I turned off the hardware checksum offloading in pfSense. Via 2 packet captures (one at the pfSense LAN port from within pfSense and another at the connecting switch port) I see perfect packets coming into the LAN from pfSense, yet at the switch they have IP checksum errors. Those errors persist right up to the receiving server's NIC.

As I understand it, Wireshark is poking into the NDIS at the LLC layer, so the path in question is:

pfSense LAN port Switch port
LLC->MAC->PHY –--> PHY->MAC->LLC

I also understand that the IP checksum only protects the header. So how can the IP header get changed along this path? There are no other checksum errors with the other traffic, so I'm having a hard time blaming either the pfSense box or the switch. This is very odd.
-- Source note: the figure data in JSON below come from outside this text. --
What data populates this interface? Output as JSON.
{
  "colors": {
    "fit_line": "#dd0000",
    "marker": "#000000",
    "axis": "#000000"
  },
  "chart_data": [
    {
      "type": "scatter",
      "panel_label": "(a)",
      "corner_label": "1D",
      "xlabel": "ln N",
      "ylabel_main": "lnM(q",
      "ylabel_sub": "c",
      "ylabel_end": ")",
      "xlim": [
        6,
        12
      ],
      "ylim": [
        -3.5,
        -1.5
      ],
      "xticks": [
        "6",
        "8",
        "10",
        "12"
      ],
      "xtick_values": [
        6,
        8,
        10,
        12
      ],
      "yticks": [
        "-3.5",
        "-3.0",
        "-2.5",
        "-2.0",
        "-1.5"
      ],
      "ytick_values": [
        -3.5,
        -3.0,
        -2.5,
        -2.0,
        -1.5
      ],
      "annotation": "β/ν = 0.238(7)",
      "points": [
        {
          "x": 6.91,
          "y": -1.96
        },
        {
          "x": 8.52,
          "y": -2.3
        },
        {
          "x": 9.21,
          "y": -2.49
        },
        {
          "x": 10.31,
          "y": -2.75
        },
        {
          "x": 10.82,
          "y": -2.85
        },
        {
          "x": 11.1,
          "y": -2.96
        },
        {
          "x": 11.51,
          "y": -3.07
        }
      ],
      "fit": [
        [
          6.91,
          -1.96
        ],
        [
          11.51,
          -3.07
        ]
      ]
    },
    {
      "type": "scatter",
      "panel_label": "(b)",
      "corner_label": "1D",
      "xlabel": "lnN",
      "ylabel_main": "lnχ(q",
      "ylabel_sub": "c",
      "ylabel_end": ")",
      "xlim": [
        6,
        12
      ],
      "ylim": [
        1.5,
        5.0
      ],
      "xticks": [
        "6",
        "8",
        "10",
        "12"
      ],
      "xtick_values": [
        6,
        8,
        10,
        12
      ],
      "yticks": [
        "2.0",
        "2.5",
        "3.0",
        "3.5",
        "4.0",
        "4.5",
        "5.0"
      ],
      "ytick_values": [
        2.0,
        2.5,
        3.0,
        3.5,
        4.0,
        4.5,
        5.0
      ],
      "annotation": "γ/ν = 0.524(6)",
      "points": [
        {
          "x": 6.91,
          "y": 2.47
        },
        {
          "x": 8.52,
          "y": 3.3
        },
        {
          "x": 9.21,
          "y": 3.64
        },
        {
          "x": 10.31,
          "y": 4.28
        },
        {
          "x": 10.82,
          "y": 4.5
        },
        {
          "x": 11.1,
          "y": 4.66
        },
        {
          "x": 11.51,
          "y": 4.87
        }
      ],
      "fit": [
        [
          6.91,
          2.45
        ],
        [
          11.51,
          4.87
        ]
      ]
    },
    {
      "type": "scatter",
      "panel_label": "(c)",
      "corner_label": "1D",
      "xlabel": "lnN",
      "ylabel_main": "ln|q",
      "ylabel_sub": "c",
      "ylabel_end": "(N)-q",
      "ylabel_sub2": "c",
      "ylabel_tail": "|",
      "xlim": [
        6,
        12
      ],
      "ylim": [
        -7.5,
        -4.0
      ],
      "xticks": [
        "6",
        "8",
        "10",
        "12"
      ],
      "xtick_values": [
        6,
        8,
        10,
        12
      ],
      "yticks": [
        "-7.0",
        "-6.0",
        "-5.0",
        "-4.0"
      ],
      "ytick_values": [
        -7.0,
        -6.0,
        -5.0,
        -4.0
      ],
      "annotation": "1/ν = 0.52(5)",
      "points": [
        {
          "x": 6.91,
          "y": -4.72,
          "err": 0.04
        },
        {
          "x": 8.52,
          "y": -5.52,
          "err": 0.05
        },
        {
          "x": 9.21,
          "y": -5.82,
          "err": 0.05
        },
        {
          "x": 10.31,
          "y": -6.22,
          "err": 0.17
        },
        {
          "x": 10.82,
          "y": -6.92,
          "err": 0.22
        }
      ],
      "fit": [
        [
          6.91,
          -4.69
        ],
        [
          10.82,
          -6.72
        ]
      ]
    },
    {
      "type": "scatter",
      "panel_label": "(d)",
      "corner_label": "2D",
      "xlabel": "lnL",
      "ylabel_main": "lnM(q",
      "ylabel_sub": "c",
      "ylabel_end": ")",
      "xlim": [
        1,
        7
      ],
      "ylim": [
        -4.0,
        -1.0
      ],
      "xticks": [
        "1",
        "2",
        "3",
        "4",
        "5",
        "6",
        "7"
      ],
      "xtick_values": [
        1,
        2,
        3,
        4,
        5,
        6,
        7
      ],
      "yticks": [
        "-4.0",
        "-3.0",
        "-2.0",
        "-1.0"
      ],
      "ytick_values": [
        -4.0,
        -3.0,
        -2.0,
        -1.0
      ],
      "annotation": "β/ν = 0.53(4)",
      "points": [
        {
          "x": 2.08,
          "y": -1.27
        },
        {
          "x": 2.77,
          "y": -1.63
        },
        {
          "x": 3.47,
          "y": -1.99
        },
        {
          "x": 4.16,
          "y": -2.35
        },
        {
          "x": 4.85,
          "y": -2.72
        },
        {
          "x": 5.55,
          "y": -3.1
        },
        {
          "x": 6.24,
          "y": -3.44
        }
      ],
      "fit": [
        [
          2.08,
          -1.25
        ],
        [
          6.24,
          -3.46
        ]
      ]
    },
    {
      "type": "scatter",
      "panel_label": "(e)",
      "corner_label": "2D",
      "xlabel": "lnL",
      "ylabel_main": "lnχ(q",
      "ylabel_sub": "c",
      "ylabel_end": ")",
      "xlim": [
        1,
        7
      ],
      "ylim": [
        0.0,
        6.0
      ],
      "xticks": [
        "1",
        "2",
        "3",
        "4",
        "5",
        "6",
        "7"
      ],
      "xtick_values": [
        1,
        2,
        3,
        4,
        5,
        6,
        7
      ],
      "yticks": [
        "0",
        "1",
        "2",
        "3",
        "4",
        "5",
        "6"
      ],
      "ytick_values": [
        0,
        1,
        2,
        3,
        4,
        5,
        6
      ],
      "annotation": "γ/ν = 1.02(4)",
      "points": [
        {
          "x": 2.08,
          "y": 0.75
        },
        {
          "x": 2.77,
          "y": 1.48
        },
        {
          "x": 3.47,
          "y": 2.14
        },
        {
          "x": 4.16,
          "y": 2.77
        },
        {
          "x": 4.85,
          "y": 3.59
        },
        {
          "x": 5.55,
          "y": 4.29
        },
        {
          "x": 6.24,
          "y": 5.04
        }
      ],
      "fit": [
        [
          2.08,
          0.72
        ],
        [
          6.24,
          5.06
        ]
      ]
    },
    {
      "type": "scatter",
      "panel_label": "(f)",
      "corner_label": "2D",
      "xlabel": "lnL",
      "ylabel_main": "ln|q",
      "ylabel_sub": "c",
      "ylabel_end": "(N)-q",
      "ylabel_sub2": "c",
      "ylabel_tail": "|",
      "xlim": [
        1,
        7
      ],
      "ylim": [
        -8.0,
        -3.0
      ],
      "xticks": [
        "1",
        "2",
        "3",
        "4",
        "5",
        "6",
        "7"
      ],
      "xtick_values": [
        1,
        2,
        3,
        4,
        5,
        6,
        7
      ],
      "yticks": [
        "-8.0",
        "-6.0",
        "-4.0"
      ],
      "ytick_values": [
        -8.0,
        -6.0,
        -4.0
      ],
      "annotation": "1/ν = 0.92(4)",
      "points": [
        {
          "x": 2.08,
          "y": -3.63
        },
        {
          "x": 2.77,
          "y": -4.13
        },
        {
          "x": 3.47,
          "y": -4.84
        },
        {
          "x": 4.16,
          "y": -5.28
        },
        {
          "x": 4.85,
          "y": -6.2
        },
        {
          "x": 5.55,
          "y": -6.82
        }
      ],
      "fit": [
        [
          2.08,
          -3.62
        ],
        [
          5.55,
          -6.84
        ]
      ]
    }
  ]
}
Does anyone have any wisdom/insight they could share? I'd certainly appreciate it.

praevidium

Well, here's the end of the story:

The actual problem turned out not to be a stream truncation at all. A different Wireshark filter showed it had to do with IP fragmentation. The UDP packet was being fragmented and somehow the IP headers were altered and the checksums were incorrect by the time the packets hit the LAN. A packet capture at the LAN nic didn't show any errors, but one at the corresponding switch port did, which was very difficult to figure out. I resolved it by upgrading both the switch firmware and then pfSense (to 2.0.2). It was after the pfSense upgrade that the packets in question finally got to the destination server application. I'm relieved.